AI-based print image control for effervescent tablet tubes at Jaco
Initial situation
Jaco Dr. Jaeniche GmbH & Co. KG is the European market leader for effervescent tablet tubes and produces over 300 million printed articles annually with a total reject rate of less than 5 percent. As a manufacturer of primary packaging for the pharmaceutical and food sectors, the highest quality requirements apply. The print image was checked manually on eight out of nine printing presses by means of spot checks. A camera system already existed on one machine, but its high sensitivity led to increased pseudo errors and unnecessarily high reject rates. The challenge was to distinguish real printing errors from system-related false alarms in order to enable a comprehensive automated 100 percent inspection without excessive waste. Existing systems could not differentiate between actual quality defects and technically induced pseudo-errors. This prevented fully automated implementation and continued to require manual monitoring.
Solution idea
Development of AI-based anomaly detection to intelligently distinguish between real print defects and pseudo defects. The solution includes multi-stage image pre-processing with line offset correction and robust template matching to precisely position the inspection windows. The AI model is trained exclusively on error-free reference images and uses memory bank technology for compressed storage of relevant image properties. This anomaly detection identifies deviations from the norm, enabling reliable automated print image inspection without excessive reject rates.

Benefit
The project shows that 100 percent control of all print images without excessive reject rates is possible with a combination of rule-based image pre-processing and AI-based methods for anomaly detection. Reducing the pseudo error rate by an average of 85.7 percent has the potential for significant efficiency gains and cost savings. Reliable automated monitoring relieves the burden on personnel, enabling more machines to be operated and counteracting the shortage of skilled workers. This leads to a competitive advantage through the highest product quality with optimized production costs.
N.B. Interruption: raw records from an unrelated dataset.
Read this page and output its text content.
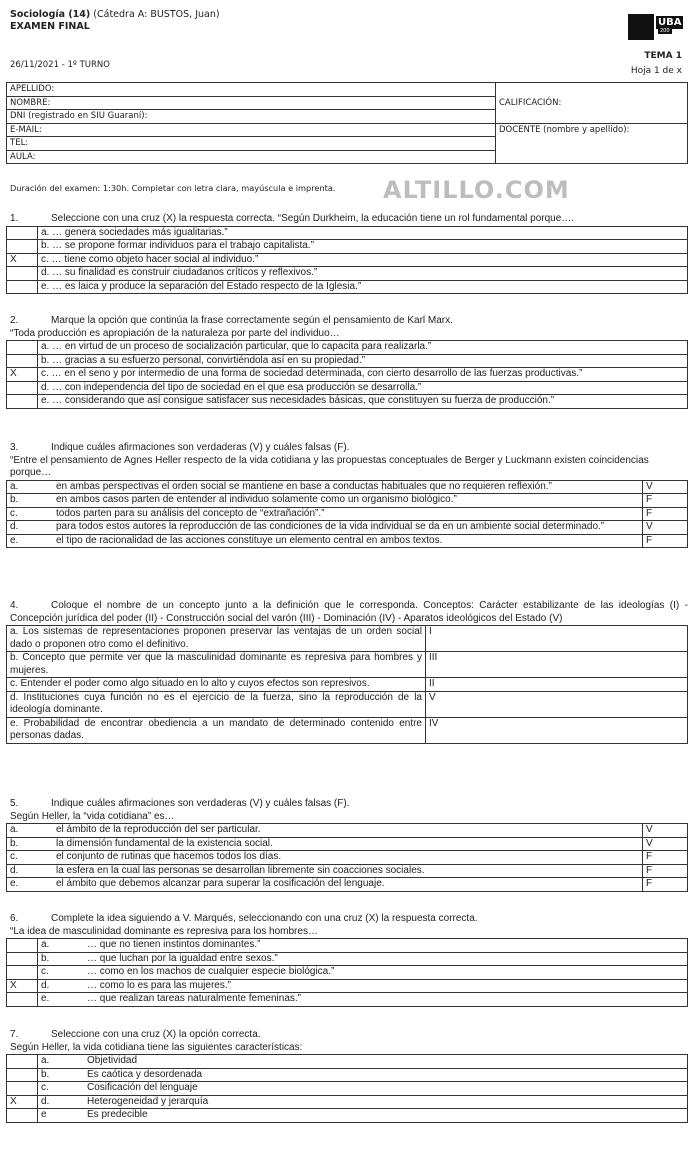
Sociología (14) (Cátedra A: BUSTOS, Juan)
EXAMEN FINAL	UBA
200
26/11/2021 - 1º TURNO
TEMA 1
Hoja 1 de x
APELLIDO:	CALIFICACIÓN:
NOMBRE:	
DNI (registrado en SIU Guaraní):	
E-MAIL:	DOCENTE (nombre y apellido):
TEL:	
AULA:	
Duración del examen: 1:30h. Completar con letra clara, mayúscula e imprenta. ALTILLO.COM
1.	Seleccione con una cruz (X) la respuesta correcta. “Según Durkheim, la educación tiene un rol fundamental porque….
	a. … genera sociedades más igualitarias.”
	b. … se propone formar individuos para el trabajo capitalista.”
X	c. … tiene como objeto hacer social al individuo.”
	d. … su finalidad es construir ciudadanos críticos y reflexivos.”
	e. … es laica y produce la separación del Estado respecto de la Iglesia.”
2.	Marque la opción que continúa la frase correctamente según el pensamiento de Karl Marx.
“Toda producción es apropiación de la naturaleza por parte del individuo…
	a. … en virtud de un proceso de socialización particular, que lo capacita para realizarla.”
	b. … gracias a su esfuerzo personal, convirtiéndola así en su propiedad.”
X	c. … en el seno y por intermedio de una forma de sociedad determinada, con cierto desarrollo de las fuerzas productivas.”
	d. … con independencia del tipo de sociedad en el que esa producción se desarrolla.”
	e. … considerando que así consigue satisfacer sus necesidades básicas, que constituyen su fuerza de producción.”
3.	Indique cuáles afirmaciones son verdaderas (V) y cuáles falsas (F).
“Entre el pensamiento de Agnes Heller respecto de la vida cotidiana y las propuestas conceptuales de Berger y Luckmann existen coincidencias porque…
a. en ambas perspectivas el orden social se mantiene en base a conductas habituales que no requieren reflexión.”	V
b. en ambos casos parten de entender al individuo solamente como un organismo biológico.”	F
c. todos parten para su análisis del concepto de “extrañación”.”	F
d. para todos estos autores la reproducción de las condiciones de la vida individual se da en un ambiente social determinado.”	V
e. el tipo de racionalidad de las acciones constituye un elemento central en ambos textos.	F
4.	Coloque el nombre de un concepto junto a la definición que le corresponda. Conceptos: Carácter estabilizante de las ideologías (I) - Concepción jurídica del poder (II) - Construcción social del varón (III) - Dominación (IV) - Aparatos ideológicos del Estado (V)
a. Los sistemas de representaciones proponen preservar las ventajas de un orden social dado o proponen otro como el definitivo.	I
b. Concepto que permite ver que la masculinidad dominante es represiva para hombres y mujeres.	III
c. Entender el poder como algo situado en lo alto y cuyos efectos son represivos.	II
d. Instituciones cuya función no es el ejercicio de la fuerza, sino la reproducción de la ideología dominante.	V
e. Probabilidad de encontrar obediencia a un mandato de determinado contenido entre personas dadas.	IV
5.	Indique cuáles afirmaciones son verdaderas (V) y cuáles falsas (F).
Según Heller, la “vida cotidiana” es…
a. el ámbito de la reproducción del ser particular.	V
b. la dimensión fundamental de la existencia social.	V
c. el conjunto de rutinas que hacemos todos los días.	F
d. la esfera en la cual las personas se desarrollan libremente sin coacciones sociales.	F
e. el ámbito que debemos alcanzar para superar la cosificación del lenguaje.	F
6.	Complete la idea siguiendo a V. Marqués, seleccionando con una cruz (X) la respuesta correcta.
“La idea de masculinidad dominante es represiva para los hombres…
	a. … que no tienen instintos dominantes.”
	b. … que luchan por la igualdad entre sexos.”
	c. … como en los machos de cualquier especie biológica.”
X	d. … como lo es para las mujeres.”
	e. … que realizan tareas naturalmente femeninas.”
7.	Seleccione con una cruz (X) la opción correcta.
Según Heller, la vida cotidiana tiene las siguientes características:
	a. Objetividad
	b. Es caótica y desordenada
	c. Cosificación del lenguaje
X	d. Heterogeneidad y jerarquía
	e Es predecible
Implementation of the AI application
The solution was technically implemented as follows: Firstly, through a two-stage rule-based image pre-processing with a correction of the line offset caused by the image acquisition; and secondly, through template matching using a master image to counteract a possible offset during image acquisition during unwinding and thus correct the position of the measurement window. The anomaly detection was trained on 50 error-free reference images and evaluated on error and pseudo error images provided by Jaco. The described procedure was tested on 6 different print images, whereby the pseudo error rate could be reduced by 85.7 percent on average.
The technology enables continuous improvement by integrating new data into the training data set. For Jaco, as the European market leader, this represents an important technological advance in supplying large contract manufacturers in the regulated pharmaceutical and food sectors.